Perjuangan Penjual Cilor Rp1.000: Kisah Pilu Diusir Kontrakan hingga Tidur di Jalan, Viral di Media Sosial
Di tengah gemerlap Ibu Kota yang identik dengan pusat bisnis dan gaya hidup modern, masih banyak warga yang harus bergelut dengan kerasnya kehidupan untuk sekadar bertahan hidup. Salah satu kisah yang viral dan menuai simpati publik adalah perjuangan Dadang (45), seorang penjual cilor (aci telur) keliling asal Garut, Jawa Barat. Kisah pilu pria yang sempat diusir dari tempat tinggalnya dan terpaksa tidur di emperan toko maupun pinggir jalan ini berhasil menyentuh hati warganet setelah diangkat oleh media pada akhir Agustus 2026.

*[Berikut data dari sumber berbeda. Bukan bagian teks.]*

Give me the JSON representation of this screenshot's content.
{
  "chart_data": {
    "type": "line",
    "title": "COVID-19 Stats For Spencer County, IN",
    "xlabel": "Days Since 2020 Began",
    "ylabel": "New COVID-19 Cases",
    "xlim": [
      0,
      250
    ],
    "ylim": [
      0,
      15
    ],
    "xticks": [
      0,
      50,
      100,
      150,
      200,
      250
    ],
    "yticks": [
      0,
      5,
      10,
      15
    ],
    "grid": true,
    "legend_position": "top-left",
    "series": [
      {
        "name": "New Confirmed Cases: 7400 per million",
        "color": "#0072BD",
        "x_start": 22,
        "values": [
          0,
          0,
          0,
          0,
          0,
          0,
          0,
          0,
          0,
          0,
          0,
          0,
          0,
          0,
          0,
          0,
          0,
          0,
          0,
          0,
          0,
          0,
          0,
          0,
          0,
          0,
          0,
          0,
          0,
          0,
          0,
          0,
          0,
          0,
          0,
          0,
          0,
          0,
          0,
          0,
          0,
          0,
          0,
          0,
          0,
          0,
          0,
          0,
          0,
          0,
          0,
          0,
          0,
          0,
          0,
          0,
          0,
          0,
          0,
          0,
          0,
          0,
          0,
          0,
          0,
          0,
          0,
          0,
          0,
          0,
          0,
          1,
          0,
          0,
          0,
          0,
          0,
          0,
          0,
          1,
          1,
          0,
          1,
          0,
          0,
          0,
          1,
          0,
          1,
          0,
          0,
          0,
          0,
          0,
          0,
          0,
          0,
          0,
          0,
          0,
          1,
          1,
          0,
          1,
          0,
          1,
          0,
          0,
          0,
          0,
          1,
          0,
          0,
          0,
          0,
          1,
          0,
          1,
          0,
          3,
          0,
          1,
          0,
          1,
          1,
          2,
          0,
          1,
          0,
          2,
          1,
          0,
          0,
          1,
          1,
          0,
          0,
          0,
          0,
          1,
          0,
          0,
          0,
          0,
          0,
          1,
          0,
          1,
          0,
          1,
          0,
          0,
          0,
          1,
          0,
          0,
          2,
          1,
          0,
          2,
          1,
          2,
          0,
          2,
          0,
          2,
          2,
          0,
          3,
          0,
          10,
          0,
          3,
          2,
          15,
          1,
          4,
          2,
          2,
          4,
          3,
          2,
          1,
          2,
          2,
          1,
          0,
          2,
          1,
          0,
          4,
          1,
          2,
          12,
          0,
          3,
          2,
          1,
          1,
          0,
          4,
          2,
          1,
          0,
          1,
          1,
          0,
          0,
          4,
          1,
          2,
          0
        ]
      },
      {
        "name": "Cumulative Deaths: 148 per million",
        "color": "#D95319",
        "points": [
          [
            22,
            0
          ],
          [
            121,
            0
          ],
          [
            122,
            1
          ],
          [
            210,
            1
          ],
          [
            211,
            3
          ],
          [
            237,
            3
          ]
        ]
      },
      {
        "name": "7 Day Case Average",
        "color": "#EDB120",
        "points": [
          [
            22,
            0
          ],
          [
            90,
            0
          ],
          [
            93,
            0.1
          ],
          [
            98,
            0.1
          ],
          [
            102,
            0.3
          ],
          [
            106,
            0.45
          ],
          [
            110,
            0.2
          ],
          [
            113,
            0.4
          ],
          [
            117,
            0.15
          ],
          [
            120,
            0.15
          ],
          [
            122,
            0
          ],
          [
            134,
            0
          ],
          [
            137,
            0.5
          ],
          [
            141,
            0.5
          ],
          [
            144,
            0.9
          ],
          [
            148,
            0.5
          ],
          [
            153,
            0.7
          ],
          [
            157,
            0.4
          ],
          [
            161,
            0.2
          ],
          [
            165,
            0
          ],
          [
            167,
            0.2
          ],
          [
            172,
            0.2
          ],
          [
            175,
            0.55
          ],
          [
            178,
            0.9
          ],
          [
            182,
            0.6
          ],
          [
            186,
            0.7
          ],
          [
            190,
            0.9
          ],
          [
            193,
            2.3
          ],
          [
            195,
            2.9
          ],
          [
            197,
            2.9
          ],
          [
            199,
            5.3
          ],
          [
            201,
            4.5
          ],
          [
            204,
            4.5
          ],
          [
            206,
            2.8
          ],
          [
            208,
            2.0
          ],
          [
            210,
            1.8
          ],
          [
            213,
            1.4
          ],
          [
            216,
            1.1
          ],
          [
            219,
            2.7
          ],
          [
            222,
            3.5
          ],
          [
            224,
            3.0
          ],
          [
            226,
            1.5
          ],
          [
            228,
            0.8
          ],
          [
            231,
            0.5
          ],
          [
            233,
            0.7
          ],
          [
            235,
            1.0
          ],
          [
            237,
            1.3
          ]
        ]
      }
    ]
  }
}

Dadang, yang sehari-hari berjualan cilor menggunakan gerobak kecil di kawasan Cibubur, Jakarta Timur, mengisahkan perjalanan hidupnya yang penuh liku. Dalam wawancara dengan detikFood pada akhir Agustus lalu, ia mengaku sudah merantau ke Jakarta sejak belasan tahun silam. Berbagai pekerjaan pernah ia lakoni, mulai dari kuli bangunan hingga buruh pabrik, sebelum akhirnya memutuskan untuk berjualan cilor dengan harga Rp1.000 per tusuk. “Saya jualan cilor pakai gerobak kecil, harga Rp1.000 per biji,” kata Dadang saat ditemui di sela-sela aktivitasnya berjualan.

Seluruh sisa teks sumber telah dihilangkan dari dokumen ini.